Linked stories, linked novels
Although Elizabeth Strout’s stories and novels create the real world, she manages also to hint at magic through her characters. Many of the same characters reappear in her books. Sometimes, they take centre stage. Other times, they play a minor part in someone else’s story.
She links characters, stories and settings, so that a reader feels delight when they rediscover old friends as well as when they make new connections. Strout creates worlds that intersect and bounce off each other, all the time leaving clues to what may come.
I especially like the way she writes novels-in-short stories. This blog explains some of my passion for this form of writing: ‘Ten reasons to love a short story cycle’.
Books by Elizabeth Strout
Here is a chronological list of the books by Elizabeth Strout.
- Amy and Isabelle (1998)
- Abide with Me (2006)
- Olive Kitteridge (2008)
- The Burgess Boys (2013)
- My Name Is Lucy Barton (2016)
- Anything is Possible (2017)
- Olive, Again (2019)
- Oh William! (2021)
- Lucy by the Sea (2022)
Links to three of my blogs in which I review short stories
Here are some of the reviews I’ve written about short stories and novels written as linked short stories.
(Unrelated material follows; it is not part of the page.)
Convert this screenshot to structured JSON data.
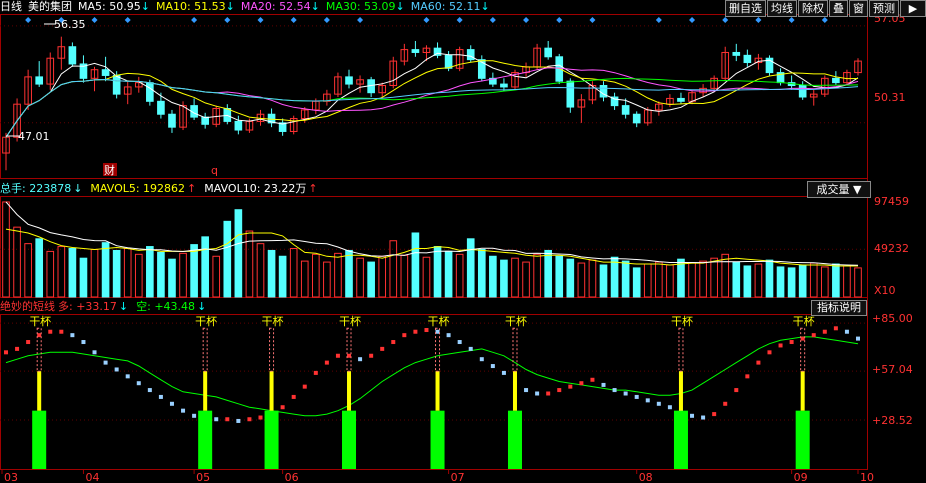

Murmurations, by Carol Lefevre (linked short stories)
The Smokehouse, by Melissa Manning (linked short stories)
If You’re Happy by Fiona Robertson (short story collection)
Recommended
I highly recommend the books of this five-star writer. They’re suitable for anyone who enjoys literature or easily accessible fiction. Students could learn much from all aspects of the writing of Elizabeth Strout. Book club members would also enjoy Strout’s many-layered stories.
Something a bit different
I noticed that no one has signed up for my blog for months. That’s a worry for a writer who hopes to communicate! If you did not get an email about this blog, and if you would like to hear from me in future, please go to the very bottom of this post, past the comments. Please fill in the subscription form which I hope works! If it doesn’t please let me know in a comment
Thank you. MH


I love the idea of Elizabeth Strout’s style of writing, in linking short stories. After many years of being unable to truly find a purpose in reading fiction I believe you’ve opened a door to an author I’ll enjoy and learn from – characters who appear across stories in various degrees of importance – I’ll explore this! I know we’ve talked about this approach. I’ll start by investing time in reading her books!
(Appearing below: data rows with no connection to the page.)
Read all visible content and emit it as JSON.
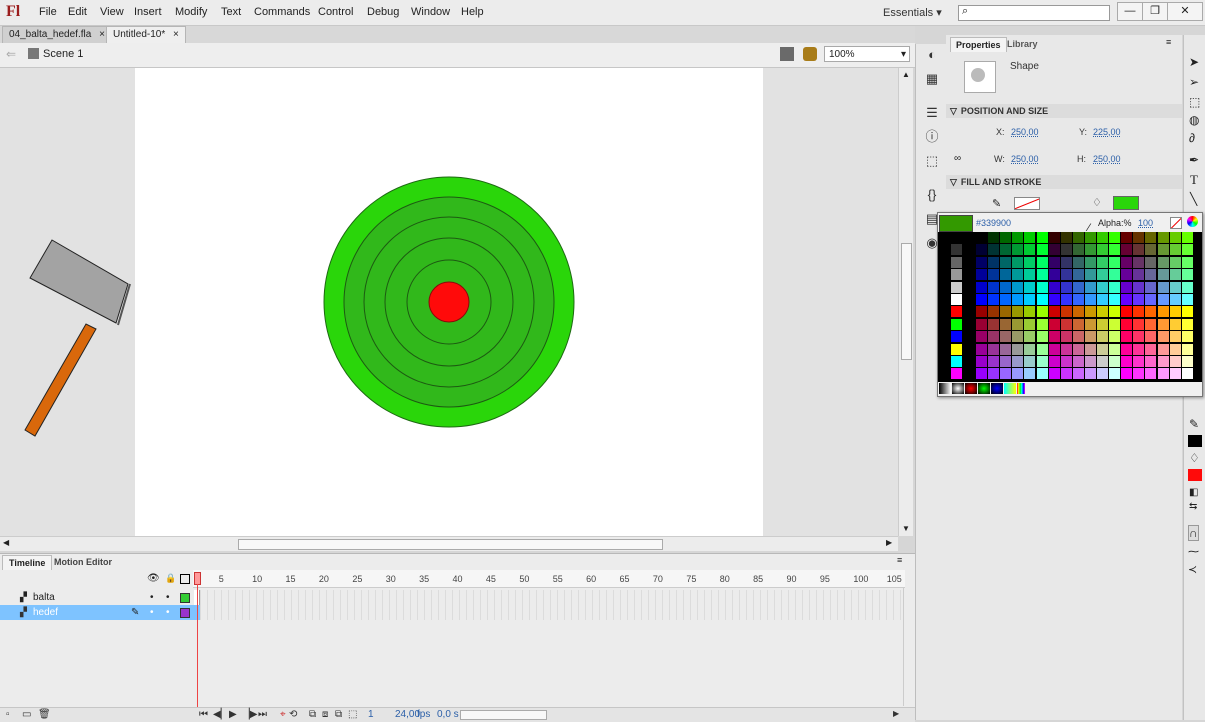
{
  "app": {
    "logo": "Fl"
  },
  "menu": [
    "File",
    "Edit",
    "View",
    "Insert",
    "Modify",
    "Text",
    "Commands",
    "Control",
    "Debug",
    "Window",
    "Help"
  ],
  "workspace": "Essentials",
  "search": {
    "placeholder": ""
  },
  "window_controls": [
    "—",
    "❐",
    "✕"
  ],
  "doc_tabs": [
    {
      "label": "04_balta_hedef.fla",
      "close": "×"
    },
    {
      "label": "Untitled-10*",
      "close": "×"
    }
  ],
  "editbar": {
    "scene": "Scene 1",
    "zoom": "100%"
  },
  "properties": {
    "tabs": [
      "Properties",
      "Library"
    ],
    "object_type": "Shape",
    "pos_size_header": "POSITION AND SIZE",
    "x_label": "X:",
    "x_value": "250,00",
    "y_label": "Y:",
    "y_value": "225,00",
    "w_label": "W:",
    "w_value": "250,00",
    "h_label": "H:",
    "h_value": "250,00",
    "fill_stroke_header": "FILL AND STROKE"
  },
  "swatch": {
    "hex": "#339900",
    "alpha_label": "Alpha:%",
    "alpha_value": "100",
    "current_color": "#339900"
  },
  "stage_colors": {
    "target_outer": "#2ad60a",
    "target_ring": "#31b81b",
    "target_center": "#ff0a0a",
    "axe_head": "#a3a3a3",
    "axe_handle": "#d9680b"
  },
  "timeline": {
    "tabs": [
      "Timeline",
      "Motion Editor"
    ],
    "layers": [
      {
        "name": "balta",
        "color": "#33cc33"
      },
      {
        "name": "hedef",
        "color": "#9933cc"
      }
    ],
    "frame_numbers": [
      "1",
      "5",
      "10",
      "15",
      "20",
      "25",
      "30",
      "35",
      "40",
      "45",
      "50",
      "55",
      "60",
      "65",
      "70",
      "75",
      "80",
      "85",
      "90",
      "95",
      "100",
      "105"
    ],
    "status": {
      "frame": "1",
      "fps": "24,00",
      "fps_unit": "fps",
      "time": "0,0 s"
    }
  }
}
I’ll be interested to hear what you think about Elizabeth Strout, Susan Dunn. I’m happy to lend you books if you like. Her linked stories, linked novels really excite me, but you’ve heard that a few times.
Which book do you recommend I start with, Maureen?
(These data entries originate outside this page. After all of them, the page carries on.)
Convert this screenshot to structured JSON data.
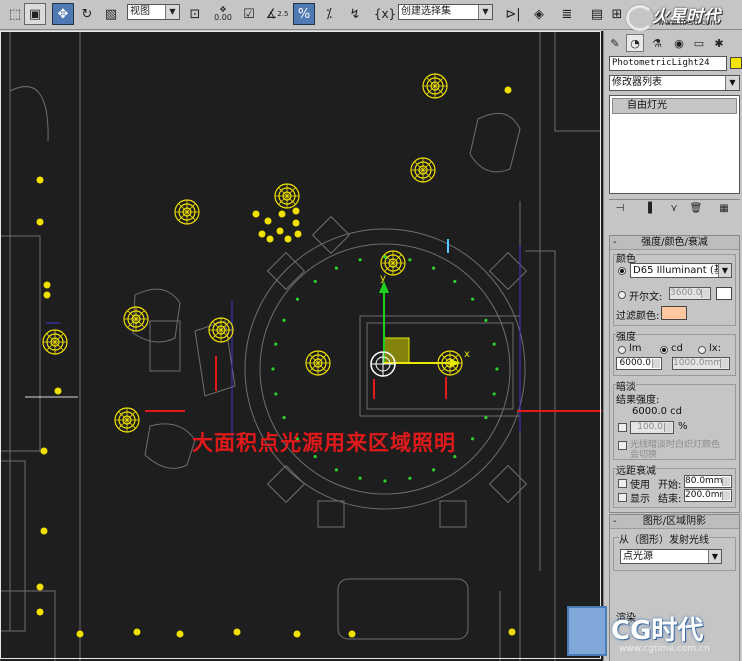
{
  "toolbar": {
    "view_dropdown": "视图",
    "selection_set": "创建选择集",
    "snap_value": "2.5",
    "percent_snap": "%",
    "coord_readout": "0.00"
  },
  "site_logo": {
    "text": "火星时代",
    "url": "www.hxsd.com"
  },
  "viewport": {
    "annotation": "大面积点光源用来区域照明",
    "axis_y": "y",
    "axis_x": "x"
  },
  "panel": {
    "object_name": "PhotometricLight24",
    "object_color": "#f5e400",
    "modifier_list": "修改器列表",
    "stack_item": "自由灯光",
    "intensity_rollout": {
      "title": "强度/颜色/衰减",
      "color_group": "颜色",
      "illuminant": "D65 Illuminant (基",
      "kelvin_label": "开尔文:",
      "kelvin_value": "3600.0",
      "filter_label": "过滤颜色:",
      "filter_color": "#ffc8a0",
      "kelvin_swatch": "#ffffff",
      "strength_group": "强度",
      "unit_lm": "lm",
      "unit_cd": "cd",
      "unit_lx": "lx:",
      "cd_value": "6000.0",
      "lx_value": "1000.0mm",
      "dimming_group": "暗淡",
      "result_label": "结果强度:",
      "result_value": "6000.0 cd",
      "percent_value": "100.0",
      "percent_sign": "%",
      "incandescent_label": "光线暗淡时白炽灯颜色",
      "incandescent_label2": "会切换",
      "far_atten_group": "远距衰减",
      "use_label": "使用",
      "show_label": "显示",
      "start_label": "开始:",
      "start_value": "80.0mm",
      "end_label": "结束:",
      "end_value": "200.0mm"
    },
    "shape_rollout": {
      "title": "图形/区域阴影",
      "emit_label": "从（图形）发射光线",
      "shape_value": "点光源",
      "render_label": "渲染"
    }
  },
  "cg_logo": {
    "text": "CG时代",
    "url": "www.cgtime.com.cn"
  },
  "colors": {
    "viewport_bg": "#1e1e1e",
    "light_yellow": "#f0e000",
    "annotation_red": "#e01a1a",
    "panel_bg": "#c5c5c5"
  }
}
Olive Ketteridge, for a few reasons. Elizabeth Strout was awarded the Pulitzer prize for it; it is a really good example of a novel in linked short stories; and you can borrow my copy if you like. I read it first, and it whetted my curiosity about the rest of her books. So far, I haven’t been disapponted with the other six!
Thank you, Maureen. I’ll take you up on your offer.Look forward to catching up!
Oh I love this post Maureen, as I also discovered Elizabeth Strout last year and one of my “23 in 2023” tasks is to read all her books (maybe cheating as I’m halfway already!). I love her for all these reasons you’ve explained so well. And I love that anecdote about her daughter!
I love to hear that you, also, plan to ‘binge-read’ Elizabeth Strout, Amanda. I haven’t read your ’23 in 2023′ tasks. I hope you’ve made your list public! I still have her three earliest books to read, and I’m obviously looking forward to that.
Olive Kitteridge was in my too 5 for 2021
Another great book that covers COVID is Louise Erdrich’s The Sentence. It’s set in Minnesota and covers Covid and the murser of Rodney King from a first nations perspective
Thanks for your comment, Helen, and for letting me know about Louise Erdich’s The Sentence. I look forward to reading it. Nice to find kindred spirits who like the same authors as me.